Bahia registra alta nos casos de ISTs. Foto: Agência Brasil
O Carnaval de 2026 terminou com um sinal de alerta na área da saúde pública. Dados divulgados pela Secretaria Municipal da Saúde (SMS) apontam que 288 pessoas testaram positivo para Infecções Sexualmente Transmissíveis (ISTs) durante o período festivo em Salvador.
A maior parte dos diagnósticos foi de sífilis, com 243 casos confirmados. Também foram registrados 25 casos de HIV, sete de hepatite B e 13 de hepatite C.
Após o diagnóstico, os pacientes receberam orientações médicas imediatas. Parte deles iniciou o tratamento no próprio circuito da festa, enquanto outros foram encaminhados para acompanhamento na rede municipal de saúde.
A estratégia faz parte das ações de prevenção e cuidado ampliadas durante o Carnaval, período marcado pelo aumento de interações sociais e, consequentemente, da exposição a comportamentos de risco.
No cenário estadual, os números são ainda mais expressivos. Segundo a Secretaria da Saúde do Estado (Sesab), foram contabilizados 564 testes reagentes em toda a Bahia.
A sífilis também lidera os registros, com 491 casos. O HIV apareceu em 40 diagnósticos positivos, seguido por 24 casos de hepatite C e nove de hepatite B.
O dado que mais chama atenção é o crescimento de 54,9% em comparação ao Carnaval de 2025, quando foram registrados 364 casos.
O aumento ocorre em paralelo à ampliação da oferta de testagem, o que pode indicar tanto maior circulação das infecções quanto maior acesso da população aos serviços de saúde.
O número de testes rápidos realizados também aumentou significativamente. Em Salvador, foram feitos 7.904 testes em 2026, contra 4.704 no ano anterior — um crescimento de 68%.
O número de pessoas que buscaram atendimento acompanhou essa alta: 1.976 usuários neste ano, frente a 1.176 em 2025.
Em toda a Bahia, o avanço foi ainda mais expressivo. Foram 29.479 testes realizados durante o Carnaval de 2026, mais que o dobro dos 14.607 aplicados em 2025, representando aumento de 102%.

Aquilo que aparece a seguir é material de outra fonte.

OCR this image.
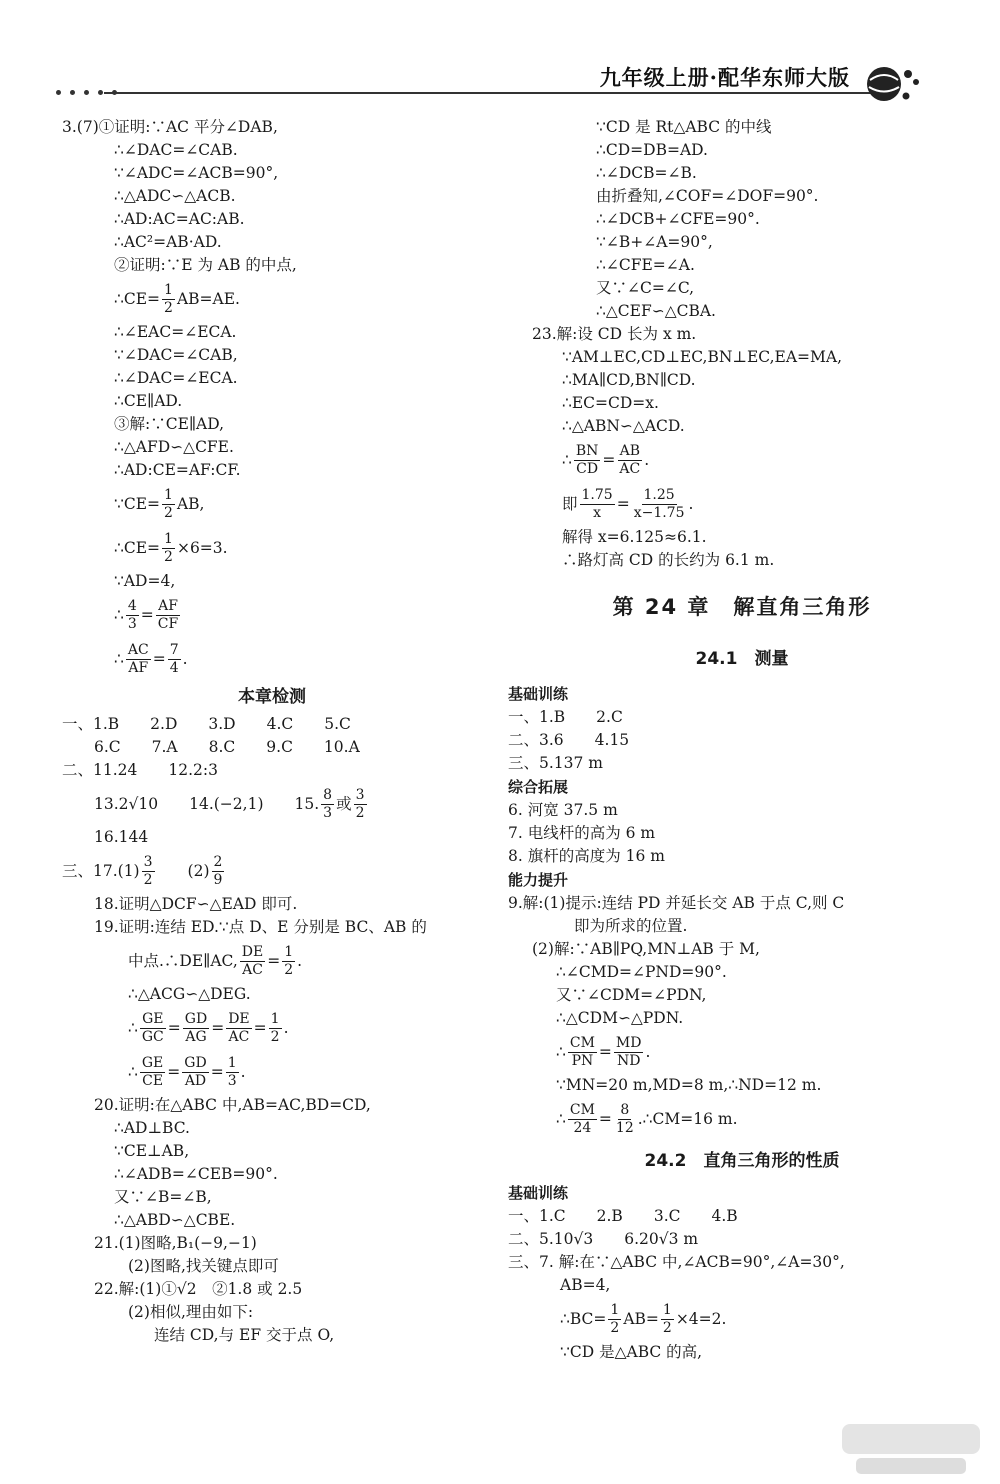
九年级上册·配华东师大版
3.(7)①证明:∵AC 平分∠DAB,
∴∠DAC=∠CAB.
∵∠ADC=∠ACB=90°,
∴△ADC∽△ACB.
∴AD:AC=AC:AB.
∴AC²=AB·AD.
②证明:∵E 为 AB 的中点,
∴CE= $\frac{1}{2} AB=AE$.
∴∠EAC=∠ECA.
∵∠DAC=∠CAB,
∴∠DAC=∠ECA.
∴CE∥AD.
③解:∵CE∥AD,
∴△AFD∽△CFE.
∴AD:CE=AF:CF.
∵CE= $\frac{1}{2}$ AB,
∴CE= $\frac{1}{2} \times 6=3$.
∵AD=4,
∴ $\frac{4}{3} = \frac{AF}{CF}$
∴ $\frac{AC}{AF} = \frac{7}{4}$ .
本章检测
一、1.B　　2.D　　3.D　　4.C　　5.C
6.C　　7.A　　8.C　　9.C　　10.A
二、11.24　　12.2:3
13.2√10　　14.(−2,1)　　15. $\frac{8}{3}$ 或 $\frac{3}{2}$
16.144
三、$17.(1) \frac{3}{2}$ 　　$(2) \frac{2}{9}$
18.证明△DCF∽△EAD 即可.
19.证明:连结 ED.∵点 D、E 分别是 BC、AB 的
中点.∴DE∥AC, $\frac{DE}{AC} = \frac{1}{2}$ .
∴△ACG∽△DEG.
∴ $\frac{GE}{GC} = \frac{GD}{AG} = \frac{DE}{AC} = \frac{1}{2}$ .
∴ $\frac{GE}{CE} = \frac{GD}{AD} = \frac{1}{3}$ .
20.证明:在△ABC 中,AB=AC,BD=CD,
∴AD⊥BC.
∵CE⊥AB,
∴∠ADB=∠CEB=90°.
又∵∠B=∠B,
∴△ABD∽△CBE.
21.(1)图略,B₁(−9,−1)
(2)图略,找关键点即可
22.解:(1)①√2　②1.8 或 2.5
(2)相似,理由如下:
连结 CD,与 EF 交于点 O,
∵CD 是 Rt△ABC 的中线
∴CD=DB=AD.
∴∠DCB=∠B.
由折叠知,∠COF=∠DOF=90°.
∴∠DCB+∠CFE=90°.
∵∠B+∠A=90°,
∴∠CFE=∠A.
又∵∠C=∠C,
∴△CEF∽△CBA.
23.解:设 CD 长为 x m.
∵AM⊥EC,CD⊥EC,BN⊥EC,EA=MA,
∴MA∥CD,BN∥CD.
∴EC=CD=x.
∴△ABN∽△ACD.
∴ $\frac{BN}{CD} = \frac{AB}{AC}$ .
即 $\frac{1.75}{x} = \frac{1.25}{x-1.75}$ .
解得 x=6.125≈6.1.
∴路灯高 CD 的长约为 6.1 m.
第 24 章　解直角三角形
24.1　测量
基础训练
一、1.B　　2.C
二、3.6　　4.15
三、5.137 m
综合拓展
6. 河宽 37.5 m
7. 电线杆的高为 6 m
8. 旗杆的高度为 16 m
能力提升
9.解:(1)提示:连结 PD 并延长交 AB 于点 C,则 C
即为所求的位置.
(2)解:∵AB∥PQ,MN⊥AB 于 M,
∴∠CMD=∠PND=90°.
又∵∠CDM=∠PDN,
∴△CDM∽△PDN.
∴ $\frac{CM}{PN} = \frac{MD}{ND}$ .
∵MN=20 m,MD=8 m,∴ND=12 m.
∴ $\frac{CM}{24} = \frac{8}{12}$ .∴CM=16 m.
24.2　直角三角形的性质
基础训练
一、1.C　　2.B　　3.C　　4.B
二、5.10√3　　6.20√3 m
三、7. 解:在∵△ABC 中,∠ACB=90°,∠A=30°,
AB=4,
∴BC= $\frac{1}{2} AB= \frac{1}{2} \times 4=2$.
∵CD 是△ABC 的高,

A ampliação da testagem é considerada estratégica para o diagnóstico precoce e para a interrupção da cadeia de transmissão.
As Infecções Sexualmente Transmissíveis são causadas por vírus, bactérias ou outros microrganismos e são transmitidas, principalmente, por relações sexuais sem preservativo — sejam elas orais, vaginais ou anais. Também podem ser transmitidas da mãe para o bebê durante a gestação, o parto ou a amamentação.
A sigla IST substituiu o termo DST justamente para destacar que a infecção pode estar presente mesmo sem sintomas.
Quando aparecem, os sinais mais comuns incluem feridas, corrimentos, verrugas na região anogenital, dor pélvica, ardência ao urinar e lesões na pele.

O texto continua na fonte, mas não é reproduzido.